N1 City Mall’s three in one waste-to-power technology will be on show at this year’s African Utility Week and POWERGEN Africa events.

The property features an on-site, anaerobic digester that uses organic waste to produce green electricity, hot water and fertiliser.

The technology, which was installed by Dutch green technology provider Waste Transformers in partnership with Growthpoint Properties, will be showcased as a case study during the Future Cities conference track at African Utility Week and POWERGEN Africa in Cape Town in May and will be followed by a discussion on how waste-to-energy plants can be made more competitive.

Reducing organic waste to landfill

Commenting on the project Gavin Jones, Growthpoint Properties’ Regional Retail Asset Manager for the Western Cape says the intention of this waste-to-power installation at N1 City with Waste Transformers is to look towards future regulation, particularly in the Western Cape, that will limit the removal of organic waste from operating buildings to landfill sites.

“Cape Town has announced that they want a 100% reduction of organic waste to landfills by the year 2027. And Growthpoint is trying to reach that target by 2020 while Cape Town is hoping to reach a target of 30% by that time.”
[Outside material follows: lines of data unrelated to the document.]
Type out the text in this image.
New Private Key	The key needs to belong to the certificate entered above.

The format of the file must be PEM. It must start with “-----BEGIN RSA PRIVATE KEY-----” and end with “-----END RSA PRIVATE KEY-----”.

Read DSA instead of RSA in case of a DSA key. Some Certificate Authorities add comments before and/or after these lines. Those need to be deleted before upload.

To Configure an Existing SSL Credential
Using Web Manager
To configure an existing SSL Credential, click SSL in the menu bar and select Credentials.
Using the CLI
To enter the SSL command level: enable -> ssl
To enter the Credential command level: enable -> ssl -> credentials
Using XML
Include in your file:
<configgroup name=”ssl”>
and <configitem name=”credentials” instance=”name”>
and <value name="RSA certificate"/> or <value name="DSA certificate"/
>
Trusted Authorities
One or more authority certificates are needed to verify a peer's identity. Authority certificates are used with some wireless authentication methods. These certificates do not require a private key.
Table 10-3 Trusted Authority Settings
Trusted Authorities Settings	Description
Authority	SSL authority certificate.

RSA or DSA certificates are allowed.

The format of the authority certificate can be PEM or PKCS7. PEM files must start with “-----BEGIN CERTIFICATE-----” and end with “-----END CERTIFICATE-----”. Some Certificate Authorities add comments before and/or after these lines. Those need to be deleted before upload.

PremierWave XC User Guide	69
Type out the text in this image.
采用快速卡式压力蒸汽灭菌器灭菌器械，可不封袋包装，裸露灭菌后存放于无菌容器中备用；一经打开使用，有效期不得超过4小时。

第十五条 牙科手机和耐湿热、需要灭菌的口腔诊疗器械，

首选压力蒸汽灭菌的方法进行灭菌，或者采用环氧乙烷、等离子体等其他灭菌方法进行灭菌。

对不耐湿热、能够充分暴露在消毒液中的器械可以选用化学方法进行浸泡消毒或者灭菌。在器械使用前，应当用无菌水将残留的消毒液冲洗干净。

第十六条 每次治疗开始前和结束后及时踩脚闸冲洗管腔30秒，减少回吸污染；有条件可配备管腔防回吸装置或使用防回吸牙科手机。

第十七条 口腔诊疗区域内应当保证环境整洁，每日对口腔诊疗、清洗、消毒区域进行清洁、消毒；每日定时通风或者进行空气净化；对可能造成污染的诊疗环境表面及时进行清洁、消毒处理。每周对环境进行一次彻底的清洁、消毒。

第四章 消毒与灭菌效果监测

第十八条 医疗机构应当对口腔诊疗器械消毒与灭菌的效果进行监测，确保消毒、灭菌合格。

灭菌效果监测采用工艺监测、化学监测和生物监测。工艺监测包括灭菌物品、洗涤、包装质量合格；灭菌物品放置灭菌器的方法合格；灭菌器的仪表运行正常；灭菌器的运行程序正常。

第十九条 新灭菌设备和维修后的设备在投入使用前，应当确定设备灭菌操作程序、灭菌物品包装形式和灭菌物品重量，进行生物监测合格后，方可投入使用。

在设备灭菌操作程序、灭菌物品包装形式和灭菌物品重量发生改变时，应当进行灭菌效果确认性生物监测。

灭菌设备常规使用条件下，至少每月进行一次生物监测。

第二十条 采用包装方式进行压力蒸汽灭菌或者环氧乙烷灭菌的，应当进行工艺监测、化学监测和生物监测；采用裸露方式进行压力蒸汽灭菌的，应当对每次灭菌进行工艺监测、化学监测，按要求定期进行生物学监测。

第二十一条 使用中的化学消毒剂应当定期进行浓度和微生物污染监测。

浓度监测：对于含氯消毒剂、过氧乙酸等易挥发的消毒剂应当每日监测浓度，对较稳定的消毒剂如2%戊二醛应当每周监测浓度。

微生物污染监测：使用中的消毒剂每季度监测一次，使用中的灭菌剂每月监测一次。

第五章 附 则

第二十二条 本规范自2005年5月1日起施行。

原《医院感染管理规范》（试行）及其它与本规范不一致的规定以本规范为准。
Modulated structure functions like a stomach

The Waste Transformers unit is a modulated structure comprising four large containers that are run by a number of processes and occupies about six or seven parking bays onsite at the N1 City mall.

“Within our shopping centre environment we collect organic waste material from restaurants and from food supermarket operators in separate bins and separate it from the recycled goods. We then process it in the first stage of the machine, which is the macerator which chops up the organic waste matter into a usable size,” Jones explains.

“A grey water mix is added and this mixture is then pumped into the anaerobic digester.  With added enzymes, this digester pretty much functions like a stomach which produces methane gas as well as a by-product of hot water.“

The hot water is used to clean the plant and the waste area. The methane gas is harvested, filtered and housed in the gas component of the installation. This gas is then used to run an electric generator which then places electricity back into the shopping centre.